The link mentions 100 meters depth. Without being an expert that sounds deep enough to withstand hurricanes and such.
However 100m depth? For a structure _that_ size, which I think might contain high vacuum, let alone systems that might need humans to service when they break? What is the feasibility of that problem?
As mentioned in the linked presentation, they envision using interconnected 300m (1000ft) long segments that can be changed using ROVs, using technology that's already available for underwater pipelines.
Also mentioned is that the LHC cryostats, some nice illustrations here[1], are very nearly neutrally buoyant. Given these would be built similarly, they wouldn't need significant infrastructure to keep them in place.

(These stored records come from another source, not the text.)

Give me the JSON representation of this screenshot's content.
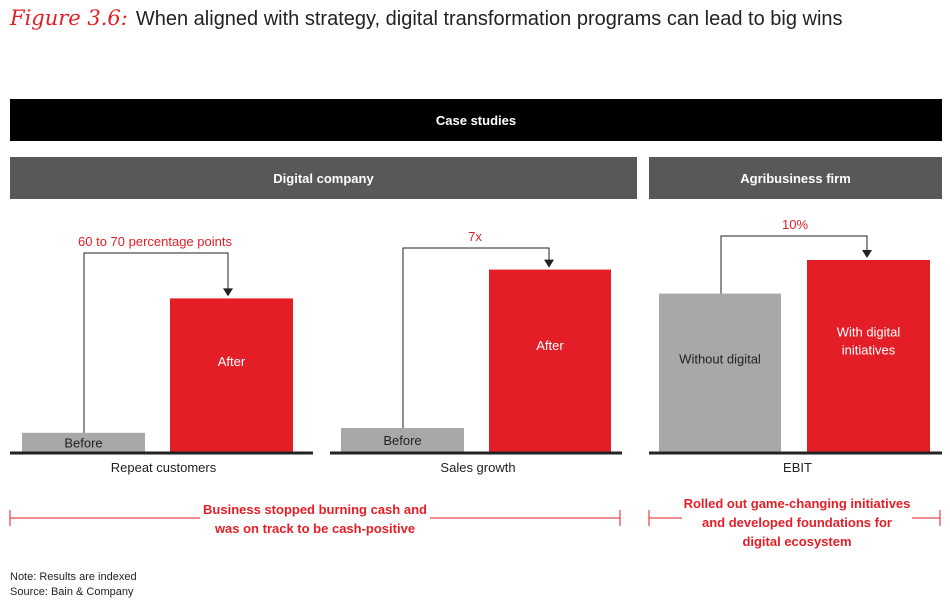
{
  "figure": {
    "label": "Figure 3.6:",
    "title": "When aligned with strategy, digital transformation programs can lead to big wins"
  },
  "headers": {
    "case_studies": "Case studies",
    "digital_company": "Digital company",
    "agribusiness": "Agribusiness firm"
  },
  "chart_data": [
    {
      "type": "bar",
      "xlabel": "Repeat customers",
      "categories": [
        "Before",
        "After"
      ],
      "values": [
        2,
        16
      ],
      "colors": [
        "#a7a8aa",
        "#e41e26"
      ],
      "annotation": "60 to 70 percentage points",
      "note": "Results are indexed"
    },
    {
      "type": "bar",
      "xlabel": "Sales growth",
      "categories": [
        "Before",
        "After"
      ],
      "values": [
        2.5,
        19
      ],
      "colors": [
        "#a7a8aa",
        "#e41e26"
      ],
      "annotation": "7x"
    },
    {
      "type": "bar",
      "xlabel": "EBIT",
      "categories": [
        "Without digital",
        "With digital initiatives"
      ],
      "values": [
        16.5,
        20
      ],
      "colors": [
        "#a7a8aa",
        "#e41e26"
      ],
      "annotation": "10%"
    }
  ],
  "outcomes": {
    "digital_company": "Business stopped burning cash and was on track to be cash-positive",
    "agribusiness": "Rolled out game-changing initiatives and developed foundations for digital ecosystem"
  },
  "notes": {
    "note": "Note: Results are indexed",
    "source": "Source: Bain & Company"
  },
  "colors": {
    "accent_red": "#e41e26",
    "bar_gray": "#a7a8aa",
    "header_gray": "#58585a",
    "header_black": "#000000"
  }
}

So no humans would need to go down there, if something breaks they could just replace the broken segment(s) and fix the broken one(s) on the surface.

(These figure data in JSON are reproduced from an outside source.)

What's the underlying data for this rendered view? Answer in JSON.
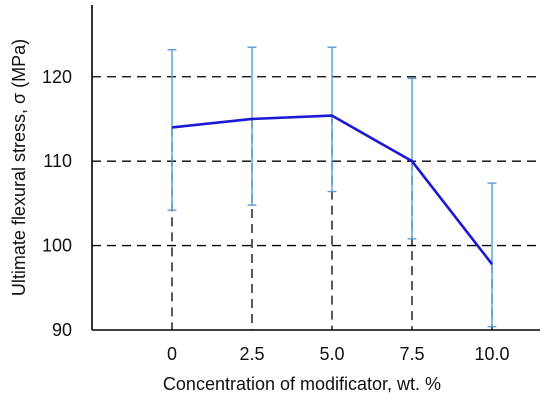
{
  "chart_data": {
    "type": "line",
    "title": "",
    "xlabel": "Concentration of modificator, wt. %",
    "ylabel": "Ultimate flexural stress, σ (MPa)",
    "x": [
      0,
      2.5,
      5.0,
      7.5,
      10.0
    ],
    "x_tick_labels": [
      "0",
      "2.5",
      "5.0",
      "7.5",
      "10.0"
    ],
    "y_ticks": [
      90,
      100,
      110,
      120
    ],
    "y_tick_labels": [
      "90",
      "100",
      "110",
      "120"
    ],
    "xlim": [
      -2.5,
      11.5
    ],
    "ylim": [
      90,
      128.5
    ],
    "grid": true,
    "legend": "none",
    "series": [
      {
        "values": [
          114.0,
          115.0,
          115.4,
          110.0,
          97.8
        ],
        "error_low": [
          104.2,
          104.8,
          106.4,
          100.8,
          90.4
        ],
        "error_high": [
          123.2,
          123.5,
          123.5,
          119.8,
          107.4
        ],
        "color": "#1a1ad6",
        "error_color": "#5b9bd5"
      }
    ]
  }
}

"So no humans would need to go down there, if something breaks they could just replace the broken segment(s) and fix the broken one(s) on the surface."

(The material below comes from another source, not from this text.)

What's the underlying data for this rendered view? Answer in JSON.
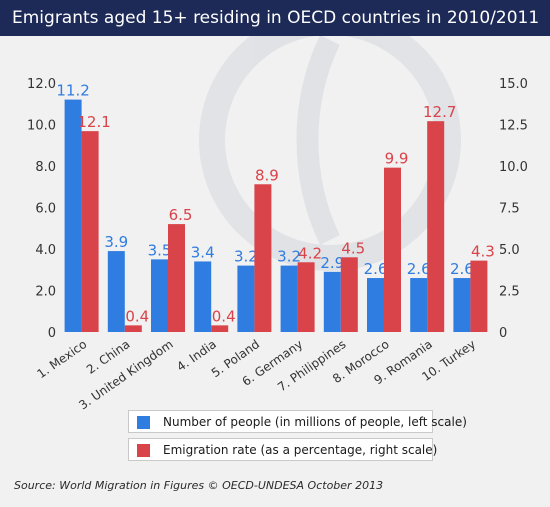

This frankly is not possible. Colliders need constant maintenance. The "Collider in the Sea" is not a real proposal.
Presumably the plan would be you're actually building a the collider tunnel much like CERN under water, so effectively a very long pressure structure. This...probably isn't super-unreasonable for a static structure where you avoid the cost of excavation - i.e. it depends on how different in diameter from something like the Nordstream pipelines you'd be going.
Using established technology from offshore industry it's supposedly not as crazy nor costly as one might first imagine.
There was a nice and fairly accessible talk[2] given at Perimeter Institute, which gave some background and went into this and the FCC.